CS 251: Lab #6

Lab 6: Clustering Analysis

Project due Monday night Apr 7, 2014

The goal of this week's lab is to implement a k-means clustering function. All code in the lab will be added to analysis.py.


Tasks

  1. In the first step, we will add a function to the analysis module that will make it easy to call numpy's built-in k-means clustering algorithm. We will do this so that you have a working k-means clustering algorithm to use as a reference for any future debugging.
    1. In analysis.py, import scipy.cluster.vq.
    2. Write a function kmeans_numpy that takes a list of dataColIds and k as input, runs scipy's kmeans clustering algorithm on it, and returns a tuple with the idxs for each data point and the mean of each cluster. If you would like to adapt Stephanie's code, here it is:
      def kmeans_numpy( dataColIds, k ):
          mat = data.get_data_from_list( dataColIds )
          (means,distortion) = vq.kmeans( mat, k )
          (code,dist) = vq.vq( mat, means )
          idxs = np.matrix( code ).T # transform a 1D array to a 2D matrix with 1 column
          return (means,idxs)
              
    3. Test it with clustering_test1.py. You will need to download the iris data set for it to run. Because it uses random initial condtions, no single output is expected. Instead, we expect one of the two outputs shown here.
  2. Next our goal is to replace the call to vq.kmeans with our own code, which will involve the algorithm described below:
        initialize the means (function kmeans_init)
        determine which cluster each point belongs to
        while true
            compute the mean of each cluster
            determine which cluster each point belongs to
            if no points have moved, then
                break
        

    We will break this up into these functions:

    • kmeans_init: This function will take the data (an N x F matrix) and k as input and return a matrix of k randomly-generated means (a k x F matrix).
    • kmeans_classify: This function will take the data (an N x F matrix) and the means (a k x F matrix) as input and return an N x 1 matrix with the index of the cluster each point belongs to as well as an N x 1 matrix which contains the distance from each point to the mean of its cluster. (For the indices, 0 means it belongs with the mean in the first row of the means matrix, 1 means it belongs with the mean in the second row of the means matrix, etc.)
    • kmeans_algorithm: This function will take the data (an N x F matrix) and the initial means (a k x F matrix) as input. It will execute the loop (classifying the points, and recomputing the means) until no points change clusters. It will return the means (a k x F matrix), the cluster indices (an N x 1 matrix), and the distances from each point to its mean (an N x 1 matrix).

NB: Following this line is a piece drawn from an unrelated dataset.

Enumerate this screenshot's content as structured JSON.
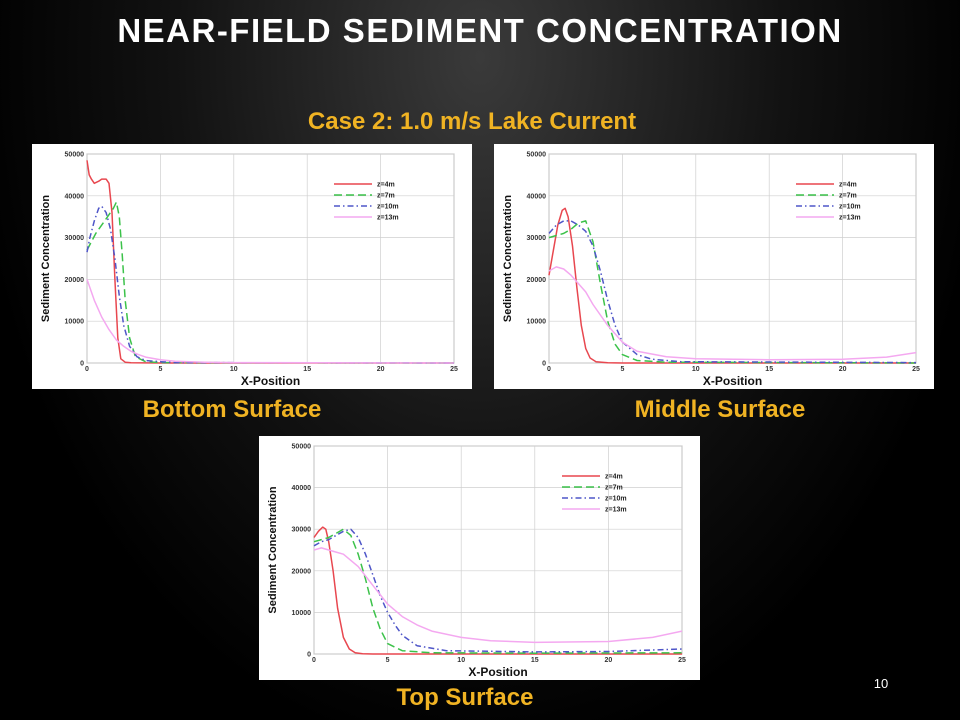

    1. Write kmeans_init and test it with clustering_test2.py. The output is random, but here are a few examples.
    2. Write kmeans_classify and test it with clustering_test3.py. The expect output is here.
    3. Copy kmeans_alg:
      def kmeans_algorithm( mat, init_means ):
          MAX_ATTEMPTS = 100
          F = init_means.shape[1]
          k = init_means.shape[0]
          (idxs,distances) = kmeans_classify( mat, init_means )
          means = init_means.copy()
          for attempt in range(MAX_ATTEMPTS):
              # save the current indices
              save_idxs = idxs
              # compute the new "means"
              for i in range(k):
                  (idx0,idx1) = np.nonzero( save_idxs == i )
                  idx0 = np.squeeze( np.asarray( idx0 ))
                  if idx0.size == 0:
                      # Something has gone so wrong that there are no things in this
                      # cluster. So make its mean full of NaN's
                      means[i,:] = np.nan + np.zeros( (1, F) )
                  else:
                      submat = mat[idx0,:]
                      means[i,:] = submat.mean(axis=0)
              # redo the classification
              (idxs,distances) = kmeans_classify( mat, means )
              # did it change?
              diff = np.abs(idxs-save_idxs)
              if diff.sum() == 0:
                  # we are done!
                  break
          return (means,idxs,distances)
          
    4. Write kmeans (modeling it after kmeans_numpy).
    5. Test it with clustering_test4.py. Its output should be the same as that of the first test function, with one exception. It is possible for our version to have empty clusters. So it may be the case that there is a NaN mean.

When you are done with the lab exercises, you may start on the rest of the project.